Arena Football League Cancels 2009 Season
Posted: December 15th, 2008 | Author: Zim | Filed under: Arena Football League | No Comments »
DOA: The AFL another casualty of the economic down turn.
Cash strapped and losing a major credit source amongst the poor economic times, AFL decides to cancel 2009 Season…
Once again big money men including NFL-types seem to have ruined a good thing…am I wrong about this???
Is getting the AFL back in 2010 yet another item for Obama-Jesus to help us with???
by Mike Zimmer, Former Columbus Destroyers Season Ticket Holder
Today, after some capitulation, the Arena Football League announced it was canceling the 2009 season. In a rather craptastic article on the front page of their website, they quoted numerous NFL Ass Clown-types, their hopeful saving graces in saying how disappointed they were in doing so.
In what looks like a rather ugly, poorly disguised plan to help ease the pain for those that follow the league, the AFL tried to paint the big money men in the sport in a grand light in calling out the death of the 2009 season. Now that those big money names like Jerry Jones, Arthur Blank, John Elway and that absolutely awful middle aged woman of an ass clown Jon Bon Jovi are the league’s identity, they made it clear that they didn’t want to be identified as being the ones that killed the season. In other words, they kissed their own ass in telling the public that the season was dead, they were sorry for it and they would try very hard to make a new economic model for the league in the coming years.
One of the notable reasons for the cancelation was that a major financial backer had fallen on hard times and backed out from offering up much needed cash for the teams to operate. The economic times are hard and trying to squeeze blood from this turnip apparently wasn’t going to be possible this year. That meant that the owners weren’t interested in losing millions on an operation that wasn’t generating the hoped for cash they had bet on year before.
I remember the first time I saw the Arena Football League. I watched on ESPN as the spring/summer schedule helped ease my football blues in what was then the “off-season” in the NFL and for College. Back then it was a simpler game, a more novel idea perhaps and to me, something really enjoyable. The nice thing about it was that it was different, the players played for the love of the game and you had a sense that it was distinctly small time and second market oriented. In other words, it was the niche market hitting the big time and that’s the way it started and was successful.
Those late spring and summer weekends even before ESPN2, let alone all of the World Wide Bore Leader’s multi-layered behemoth network, brought us things like the Albany Firebirds versus the Providence Steam Rollers. Or perhaps in the years that followed when the deuce had arrived and this kind of programing was a perfect fit for the experimental new second ESPN channel, they offered us up the Orlando Predators and one of my all-time favorite teams, the Iowa Barnstormers.

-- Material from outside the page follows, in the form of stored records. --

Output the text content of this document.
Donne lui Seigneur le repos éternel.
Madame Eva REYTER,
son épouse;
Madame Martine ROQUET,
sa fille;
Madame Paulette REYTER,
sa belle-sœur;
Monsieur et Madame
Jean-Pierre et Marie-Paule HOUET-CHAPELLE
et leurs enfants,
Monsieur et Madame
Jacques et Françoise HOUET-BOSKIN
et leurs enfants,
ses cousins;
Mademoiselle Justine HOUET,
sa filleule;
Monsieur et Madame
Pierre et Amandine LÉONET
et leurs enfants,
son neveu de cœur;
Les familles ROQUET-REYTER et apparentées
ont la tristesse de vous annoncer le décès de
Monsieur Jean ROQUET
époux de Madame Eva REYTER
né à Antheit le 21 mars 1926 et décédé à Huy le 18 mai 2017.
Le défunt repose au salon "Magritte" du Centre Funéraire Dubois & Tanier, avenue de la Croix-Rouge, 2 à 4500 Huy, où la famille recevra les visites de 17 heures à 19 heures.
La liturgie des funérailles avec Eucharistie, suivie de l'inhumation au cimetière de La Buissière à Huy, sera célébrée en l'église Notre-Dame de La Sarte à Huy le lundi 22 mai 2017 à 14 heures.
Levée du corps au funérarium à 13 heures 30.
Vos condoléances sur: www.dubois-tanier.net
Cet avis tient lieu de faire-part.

Notice some of the names of those teams and cities. Not exactly ready for prime time, not exactly major league cities in some cases. That was when the league truly was something interesting and had some charm about it.
Many of those small time teams still have teams in the AF2 or other indoor leagues and do well in drawing around 5,000-8,000-fans and offering up a rather affordable evening out to watch a unique game. However, that was the life blood of the league back then. But something happened in the coming years afterwards, more and more money got involved and suddenly the league hit the big time.
Then we had the unfortunate addition of all the same people that screw everything up in all the other sports: ego-maniacal NFL types, former NFL players and washed up “rockers” who resemble dried out middle aged New Jersey house wives.
Yes, I am blaming, perhaps wrongly, that the AFL died because of the very people that were supposed to bring it some appeal and marquee value. The game was still enjoyable, but the charm was gone and the product was suddenly not exactly minor league in price. Even if we got a team in Columbus, there were still teams in such pioneering ground as Orlando and San Jose, it was no longer trying to be an operation that catered to it being niche.
Though their mission statement said up front that they were going to try and offer great entertainment for the dollar and promise the fans great bang for their buck, it was soon evident that that wasn’t what was being offered at all.
As a Columbus Destroyer’s season ticket holder, we did get a bargain considering. My buddy Jason and I got two seats, two footballs and two hats for $198 for a 10-games season. However, we were in the bleeders and if we wanted to sit in a good seat it was gonna cost us an arm and a leg. Nearly NHL-scale prices in most cases. Sideline seats at Nationwide Arena were going for around $30/per. That’s too much for a niche sport. And in some arena’s these once affordable seats were gobbled up, throw in with NHL season tickets and un-used, causing another undesirable effect: empty seats on TV. Consider that when the Cincinnati Rockers spent their one season in the Queen City, I paid $10 for a seat in the corner of the end zone.
I just think that since those big names got involved and the league tried to grow too big, too fast and tried to hit the big time when it was truly a niche sport, in the end are the reasons that it’s been killed off for 2009 and perhaps even forever.
I just hope that Obama-Jesus will want to save his hometown Chicago Rush and thus bail out the AFL. I mean, how is this any different than bailing anyone else out? By giving millionaires like Jerry Jones more money to ruin something that was once good, seems like a great idea to me.